Although Zhu did not reveal a set figure, he did say that he told reporters ahead of the G20 summit in the Mexican resort of Los Cabos. He was confident of raising "over $430 billion."
European leaders have previously promised $200bn, while Japan pledged $60bn; Britain, South Korea and Saudi Arabia each pledged $15bn, while the US has refused to stump up any cash, citing domestic political difficulties as the reason.
With the IMF crisis fund being bolstered by mainly the emerging markets, G20 leaders will also be expected to provide more concrete details on how they plan to tackle the deepening Eurozone crisis and therefore contain the contagion into emerging nation territories.
Zhu said that the other "Bric" countries - Brazil, Russia and India - would meet ahead of the meeting as they hope to leverage their contributions as they seek greater voting power in the western dominated fund.
"The EU has to make up its mind to untangle this problem and to address the government indebtedness, banking indebtedness, and the relation between the two," said Zhu.
"We are confident that the European countries can rely on themselves to untangle their problems."
Promoting Growth in a Time of Turmoil
The key issue that markets will be waiting for more details on, is how exactly G20 leaders are going to achieve a huge leap of financial, fiscal and political union in order to strengthen the resiliency of monetary union, in the form of a roadmap.

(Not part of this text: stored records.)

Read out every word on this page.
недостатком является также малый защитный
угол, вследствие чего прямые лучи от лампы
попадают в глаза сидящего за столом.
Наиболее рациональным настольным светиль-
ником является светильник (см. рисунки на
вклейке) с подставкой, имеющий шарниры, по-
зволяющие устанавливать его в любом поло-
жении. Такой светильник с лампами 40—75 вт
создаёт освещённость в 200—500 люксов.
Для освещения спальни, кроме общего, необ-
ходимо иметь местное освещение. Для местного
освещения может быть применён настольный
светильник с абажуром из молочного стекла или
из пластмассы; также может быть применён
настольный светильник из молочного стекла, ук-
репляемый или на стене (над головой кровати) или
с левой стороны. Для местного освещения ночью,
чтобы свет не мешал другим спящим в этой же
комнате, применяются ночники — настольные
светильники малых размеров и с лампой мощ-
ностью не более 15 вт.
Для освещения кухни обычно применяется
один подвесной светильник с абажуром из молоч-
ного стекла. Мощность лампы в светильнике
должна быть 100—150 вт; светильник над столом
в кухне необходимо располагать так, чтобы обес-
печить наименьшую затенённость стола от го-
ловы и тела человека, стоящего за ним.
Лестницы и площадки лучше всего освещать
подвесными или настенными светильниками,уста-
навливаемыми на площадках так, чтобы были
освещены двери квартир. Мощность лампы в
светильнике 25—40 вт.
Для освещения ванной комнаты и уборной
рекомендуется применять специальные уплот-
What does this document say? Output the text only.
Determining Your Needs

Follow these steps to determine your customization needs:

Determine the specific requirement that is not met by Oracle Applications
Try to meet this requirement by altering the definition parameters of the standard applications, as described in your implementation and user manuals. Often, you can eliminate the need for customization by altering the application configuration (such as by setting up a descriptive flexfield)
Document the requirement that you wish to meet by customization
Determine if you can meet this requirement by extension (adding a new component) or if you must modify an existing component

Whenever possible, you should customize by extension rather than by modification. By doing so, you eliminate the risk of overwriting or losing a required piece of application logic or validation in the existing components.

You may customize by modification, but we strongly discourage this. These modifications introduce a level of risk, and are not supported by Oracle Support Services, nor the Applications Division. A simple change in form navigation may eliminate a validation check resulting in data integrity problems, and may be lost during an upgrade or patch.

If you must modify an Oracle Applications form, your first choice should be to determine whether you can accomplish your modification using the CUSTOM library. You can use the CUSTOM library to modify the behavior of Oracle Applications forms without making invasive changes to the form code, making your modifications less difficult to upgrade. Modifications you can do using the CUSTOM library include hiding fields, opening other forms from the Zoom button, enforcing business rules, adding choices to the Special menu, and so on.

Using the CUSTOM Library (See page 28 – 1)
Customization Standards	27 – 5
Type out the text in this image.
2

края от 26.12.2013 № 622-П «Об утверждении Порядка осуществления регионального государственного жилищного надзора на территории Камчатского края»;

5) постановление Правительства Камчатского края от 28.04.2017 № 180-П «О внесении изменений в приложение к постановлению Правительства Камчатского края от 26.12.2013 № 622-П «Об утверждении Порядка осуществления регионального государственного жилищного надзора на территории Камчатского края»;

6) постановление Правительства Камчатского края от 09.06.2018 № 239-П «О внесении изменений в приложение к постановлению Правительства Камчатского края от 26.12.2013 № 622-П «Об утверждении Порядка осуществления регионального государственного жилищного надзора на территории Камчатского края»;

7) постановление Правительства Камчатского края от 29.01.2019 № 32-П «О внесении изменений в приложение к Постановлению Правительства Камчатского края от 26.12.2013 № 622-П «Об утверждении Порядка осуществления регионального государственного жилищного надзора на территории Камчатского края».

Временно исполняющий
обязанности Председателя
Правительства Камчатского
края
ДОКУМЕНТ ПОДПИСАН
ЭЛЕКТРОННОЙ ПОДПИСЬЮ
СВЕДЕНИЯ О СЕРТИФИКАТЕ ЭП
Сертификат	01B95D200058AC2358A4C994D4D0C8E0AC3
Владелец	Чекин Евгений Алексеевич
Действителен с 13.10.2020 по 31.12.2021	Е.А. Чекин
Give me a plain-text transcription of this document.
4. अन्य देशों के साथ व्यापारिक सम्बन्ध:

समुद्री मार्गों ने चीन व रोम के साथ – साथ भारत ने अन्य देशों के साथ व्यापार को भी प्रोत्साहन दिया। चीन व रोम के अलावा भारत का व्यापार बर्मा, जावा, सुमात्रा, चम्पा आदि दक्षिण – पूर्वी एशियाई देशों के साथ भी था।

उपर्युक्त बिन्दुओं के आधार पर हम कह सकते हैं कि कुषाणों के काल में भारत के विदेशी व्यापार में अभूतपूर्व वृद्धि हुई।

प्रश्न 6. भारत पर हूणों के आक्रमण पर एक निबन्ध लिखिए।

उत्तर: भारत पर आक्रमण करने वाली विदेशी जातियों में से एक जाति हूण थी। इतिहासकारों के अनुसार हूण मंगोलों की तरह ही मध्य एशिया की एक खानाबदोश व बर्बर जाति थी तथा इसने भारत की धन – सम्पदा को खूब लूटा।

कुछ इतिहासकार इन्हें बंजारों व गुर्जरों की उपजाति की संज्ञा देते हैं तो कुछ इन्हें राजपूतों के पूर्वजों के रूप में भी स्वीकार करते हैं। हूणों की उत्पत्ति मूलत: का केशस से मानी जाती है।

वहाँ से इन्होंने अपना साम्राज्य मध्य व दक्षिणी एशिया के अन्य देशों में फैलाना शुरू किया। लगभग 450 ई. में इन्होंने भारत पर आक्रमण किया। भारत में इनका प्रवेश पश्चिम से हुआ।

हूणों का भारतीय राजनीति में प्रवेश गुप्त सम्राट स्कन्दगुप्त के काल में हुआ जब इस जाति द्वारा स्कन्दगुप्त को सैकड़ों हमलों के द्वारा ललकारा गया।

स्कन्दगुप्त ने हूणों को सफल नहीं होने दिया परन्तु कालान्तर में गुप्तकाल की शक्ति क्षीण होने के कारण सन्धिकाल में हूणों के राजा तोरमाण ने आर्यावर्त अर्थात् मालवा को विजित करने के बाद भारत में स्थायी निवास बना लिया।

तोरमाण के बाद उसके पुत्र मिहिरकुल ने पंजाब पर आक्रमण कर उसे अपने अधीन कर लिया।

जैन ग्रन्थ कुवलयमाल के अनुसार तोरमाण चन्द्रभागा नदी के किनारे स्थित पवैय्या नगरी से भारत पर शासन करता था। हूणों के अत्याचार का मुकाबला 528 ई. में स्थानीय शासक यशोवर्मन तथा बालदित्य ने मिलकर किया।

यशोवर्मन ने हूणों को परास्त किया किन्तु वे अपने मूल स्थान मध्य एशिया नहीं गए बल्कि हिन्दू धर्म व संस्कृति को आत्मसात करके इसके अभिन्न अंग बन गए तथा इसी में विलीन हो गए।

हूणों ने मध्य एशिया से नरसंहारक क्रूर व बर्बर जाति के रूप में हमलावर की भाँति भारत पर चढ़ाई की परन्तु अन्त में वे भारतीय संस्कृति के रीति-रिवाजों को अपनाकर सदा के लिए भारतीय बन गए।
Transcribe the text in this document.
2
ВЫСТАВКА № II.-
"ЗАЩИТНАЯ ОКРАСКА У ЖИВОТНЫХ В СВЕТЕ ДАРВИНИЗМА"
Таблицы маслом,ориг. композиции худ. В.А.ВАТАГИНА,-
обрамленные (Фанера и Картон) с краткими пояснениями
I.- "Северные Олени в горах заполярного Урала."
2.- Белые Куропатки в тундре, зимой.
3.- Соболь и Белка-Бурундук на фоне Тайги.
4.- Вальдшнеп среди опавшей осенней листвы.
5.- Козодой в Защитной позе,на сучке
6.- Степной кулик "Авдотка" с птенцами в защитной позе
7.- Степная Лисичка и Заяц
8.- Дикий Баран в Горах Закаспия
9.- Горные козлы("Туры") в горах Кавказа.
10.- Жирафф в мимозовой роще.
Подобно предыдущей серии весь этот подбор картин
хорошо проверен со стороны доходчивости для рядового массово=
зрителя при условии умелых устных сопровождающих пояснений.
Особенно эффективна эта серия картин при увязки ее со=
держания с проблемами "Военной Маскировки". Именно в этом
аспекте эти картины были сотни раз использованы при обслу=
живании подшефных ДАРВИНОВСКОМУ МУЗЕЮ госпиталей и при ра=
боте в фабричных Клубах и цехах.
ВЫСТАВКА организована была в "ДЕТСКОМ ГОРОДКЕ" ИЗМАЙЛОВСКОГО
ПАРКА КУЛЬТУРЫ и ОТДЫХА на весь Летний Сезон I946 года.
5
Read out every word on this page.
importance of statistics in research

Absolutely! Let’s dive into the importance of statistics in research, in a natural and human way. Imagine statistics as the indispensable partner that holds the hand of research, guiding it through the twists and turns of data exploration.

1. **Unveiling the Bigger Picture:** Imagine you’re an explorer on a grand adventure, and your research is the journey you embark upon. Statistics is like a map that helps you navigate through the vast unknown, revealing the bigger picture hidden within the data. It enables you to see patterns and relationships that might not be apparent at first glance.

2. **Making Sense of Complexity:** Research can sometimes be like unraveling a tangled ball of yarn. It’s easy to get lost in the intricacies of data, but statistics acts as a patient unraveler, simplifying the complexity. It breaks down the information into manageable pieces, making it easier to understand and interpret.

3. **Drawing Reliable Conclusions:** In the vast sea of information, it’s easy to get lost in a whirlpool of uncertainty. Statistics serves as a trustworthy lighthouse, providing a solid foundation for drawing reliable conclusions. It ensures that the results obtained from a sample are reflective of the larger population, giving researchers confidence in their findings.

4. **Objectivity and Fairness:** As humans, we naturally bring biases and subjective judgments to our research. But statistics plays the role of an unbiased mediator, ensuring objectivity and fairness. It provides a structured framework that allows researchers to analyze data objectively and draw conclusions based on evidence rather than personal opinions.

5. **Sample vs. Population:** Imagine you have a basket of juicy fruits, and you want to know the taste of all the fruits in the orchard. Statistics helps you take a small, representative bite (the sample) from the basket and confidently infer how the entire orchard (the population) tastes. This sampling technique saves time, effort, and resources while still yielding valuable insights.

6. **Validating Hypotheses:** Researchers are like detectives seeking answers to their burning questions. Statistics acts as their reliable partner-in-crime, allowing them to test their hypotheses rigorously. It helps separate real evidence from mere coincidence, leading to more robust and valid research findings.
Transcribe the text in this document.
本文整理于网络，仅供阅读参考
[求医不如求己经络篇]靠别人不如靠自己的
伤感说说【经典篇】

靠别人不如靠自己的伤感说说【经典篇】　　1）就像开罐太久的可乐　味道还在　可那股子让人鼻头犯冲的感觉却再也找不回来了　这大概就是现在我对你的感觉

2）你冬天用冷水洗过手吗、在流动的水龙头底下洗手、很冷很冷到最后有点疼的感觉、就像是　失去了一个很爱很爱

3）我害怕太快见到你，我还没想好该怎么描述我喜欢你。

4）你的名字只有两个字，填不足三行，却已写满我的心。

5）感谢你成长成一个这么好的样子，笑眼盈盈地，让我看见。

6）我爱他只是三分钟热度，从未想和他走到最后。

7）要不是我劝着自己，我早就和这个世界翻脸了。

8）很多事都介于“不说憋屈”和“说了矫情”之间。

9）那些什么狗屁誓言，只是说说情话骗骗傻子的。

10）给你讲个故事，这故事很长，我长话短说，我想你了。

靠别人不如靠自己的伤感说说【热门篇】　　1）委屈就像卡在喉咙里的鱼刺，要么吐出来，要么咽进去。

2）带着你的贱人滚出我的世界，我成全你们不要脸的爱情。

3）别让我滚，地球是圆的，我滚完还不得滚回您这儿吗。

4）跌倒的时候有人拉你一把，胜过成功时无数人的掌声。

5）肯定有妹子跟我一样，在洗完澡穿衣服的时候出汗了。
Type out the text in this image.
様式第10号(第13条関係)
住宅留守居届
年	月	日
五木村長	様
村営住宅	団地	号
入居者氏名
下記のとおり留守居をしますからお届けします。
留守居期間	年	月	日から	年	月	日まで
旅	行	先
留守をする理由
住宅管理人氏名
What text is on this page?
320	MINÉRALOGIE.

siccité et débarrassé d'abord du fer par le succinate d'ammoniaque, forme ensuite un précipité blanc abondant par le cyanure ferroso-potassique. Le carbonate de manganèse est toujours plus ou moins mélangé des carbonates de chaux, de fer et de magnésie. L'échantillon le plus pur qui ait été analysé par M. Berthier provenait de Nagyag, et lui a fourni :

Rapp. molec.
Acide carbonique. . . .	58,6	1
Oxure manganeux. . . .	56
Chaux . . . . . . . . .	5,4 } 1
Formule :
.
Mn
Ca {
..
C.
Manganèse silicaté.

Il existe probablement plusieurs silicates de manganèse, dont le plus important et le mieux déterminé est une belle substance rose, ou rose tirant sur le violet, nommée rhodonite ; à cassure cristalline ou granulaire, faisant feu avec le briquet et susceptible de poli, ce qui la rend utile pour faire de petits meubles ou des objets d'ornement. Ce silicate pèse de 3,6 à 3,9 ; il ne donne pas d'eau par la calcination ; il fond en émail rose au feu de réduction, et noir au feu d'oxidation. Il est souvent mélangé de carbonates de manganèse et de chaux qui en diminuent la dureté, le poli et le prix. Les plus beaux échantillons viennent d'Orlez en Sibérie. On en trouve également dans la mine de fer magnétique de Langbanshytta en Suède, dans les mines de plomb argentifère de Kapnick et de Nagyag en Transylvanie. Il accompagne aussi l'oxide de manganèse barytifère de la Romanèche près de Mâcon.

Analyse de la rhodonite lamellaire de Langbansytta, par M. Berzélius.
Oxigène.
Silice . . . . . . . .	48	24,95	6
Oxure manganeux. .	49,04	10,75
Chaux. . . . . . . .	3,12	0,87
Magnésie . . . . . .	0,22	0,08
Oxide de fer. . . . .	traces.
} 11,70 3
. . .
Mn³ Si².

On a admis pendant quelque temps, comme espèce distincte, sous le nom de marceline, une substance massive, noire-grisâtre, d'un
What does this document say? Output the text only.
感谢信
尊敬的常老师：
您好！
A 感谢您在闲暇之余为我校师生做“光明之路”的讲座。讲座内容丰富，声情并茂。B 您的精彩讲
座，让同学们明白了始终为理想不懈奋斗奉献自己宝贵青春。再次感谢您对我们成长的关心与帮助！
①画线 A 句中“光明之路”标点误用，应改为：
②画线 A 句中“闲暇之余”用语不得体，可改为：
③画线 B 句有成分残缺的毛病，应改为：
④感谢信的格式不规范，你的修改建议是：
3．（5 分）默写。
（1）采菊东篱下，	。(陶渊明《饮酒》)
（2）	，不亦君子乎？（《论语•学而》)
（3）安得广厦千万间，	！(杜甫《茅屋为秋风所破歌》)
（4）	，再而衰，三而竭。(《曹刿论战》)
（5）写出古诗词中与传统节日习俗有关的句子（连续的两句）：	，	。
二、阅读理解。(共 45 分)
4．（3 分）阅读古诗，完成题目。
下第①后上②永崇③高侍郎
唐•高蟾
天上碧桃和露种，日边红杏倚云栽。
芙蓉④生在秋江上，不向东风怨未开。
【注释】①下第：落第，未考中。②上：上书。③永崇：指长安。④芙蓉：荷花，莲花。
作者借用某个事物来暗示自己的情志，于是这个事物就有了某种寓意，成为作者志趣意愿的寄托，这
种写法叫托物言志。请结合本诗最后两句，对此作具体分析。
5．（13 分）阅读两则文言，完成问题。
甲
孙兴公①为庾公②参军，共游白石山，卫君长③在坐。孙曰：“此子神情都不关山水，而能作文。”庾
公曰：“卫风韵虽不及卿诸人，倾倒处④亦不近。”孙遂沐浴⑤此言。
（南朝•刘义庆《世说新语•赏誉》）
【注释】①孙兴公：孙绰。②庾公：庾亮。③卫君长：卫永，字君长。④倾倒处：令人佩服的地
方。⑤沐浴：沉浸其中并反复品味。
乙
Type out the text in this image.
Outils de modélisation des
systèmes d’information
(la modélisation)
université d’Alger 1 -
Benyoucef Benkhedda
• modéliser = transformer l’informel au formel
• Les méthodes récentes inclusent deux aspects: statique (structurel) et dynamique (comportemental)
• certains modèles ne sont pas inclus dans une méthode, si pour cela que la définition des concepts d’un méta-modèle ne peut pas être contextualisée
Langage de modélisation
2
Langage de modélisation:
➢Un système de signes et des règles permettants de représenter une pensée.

While some are hoping for concrete plans, some initial comments from the Summit may mean that G20 countries will have to wait longer than hoped for.
"We're going to continue to make the case," said David Plouffe, a senior Obama adviser. "There will be progress made over the next couple days, but no one should expect a firm resolution."
However, leaders have been granted some breathing space, after results from Sunday's pivotal Greek election showed parties that support Athens' European Union (EU) and IMF-led bailout terms won a parliamentary majority.
The results from the elections will mean that fears over Greece being pushed out the Euro will, at least for the short term, be dampened.
"Greek elections [are] positive, but many issues remain unsolved," say analysts at RBS. "A New Democracy-led coalition is the best outcome for Greek elections among the possible scenarios we outlined last week. The presence of a pro-EU/IMF government which is able to negotiate with the Troika reduces the tail risk of an acceleration in deposit outflows from Greek banks."
The positive election outcome also bodes well for G20 countries, as European leaders will be more willing to be flexible on austerity measures that should quell concerns over a Greek default and therefore contain the contagion across the rest of Europe.
German Foreign Minister Guido Westerwelle said that "I can imagine that we would talk about the time axes once again" but of course left no doubt that Greece must stick to the terms of the bailout if it wants to stay in the euro currency.
However, Germany hinted at its flexibility on austerity measures when it indicated a readiness to give Athens more time to implement the tough economic reforms required under its €130bn bailout.
While, this will help European G20 leaders craft a plan for the shorter term, leaders will have to deliver a strategy for the longer term.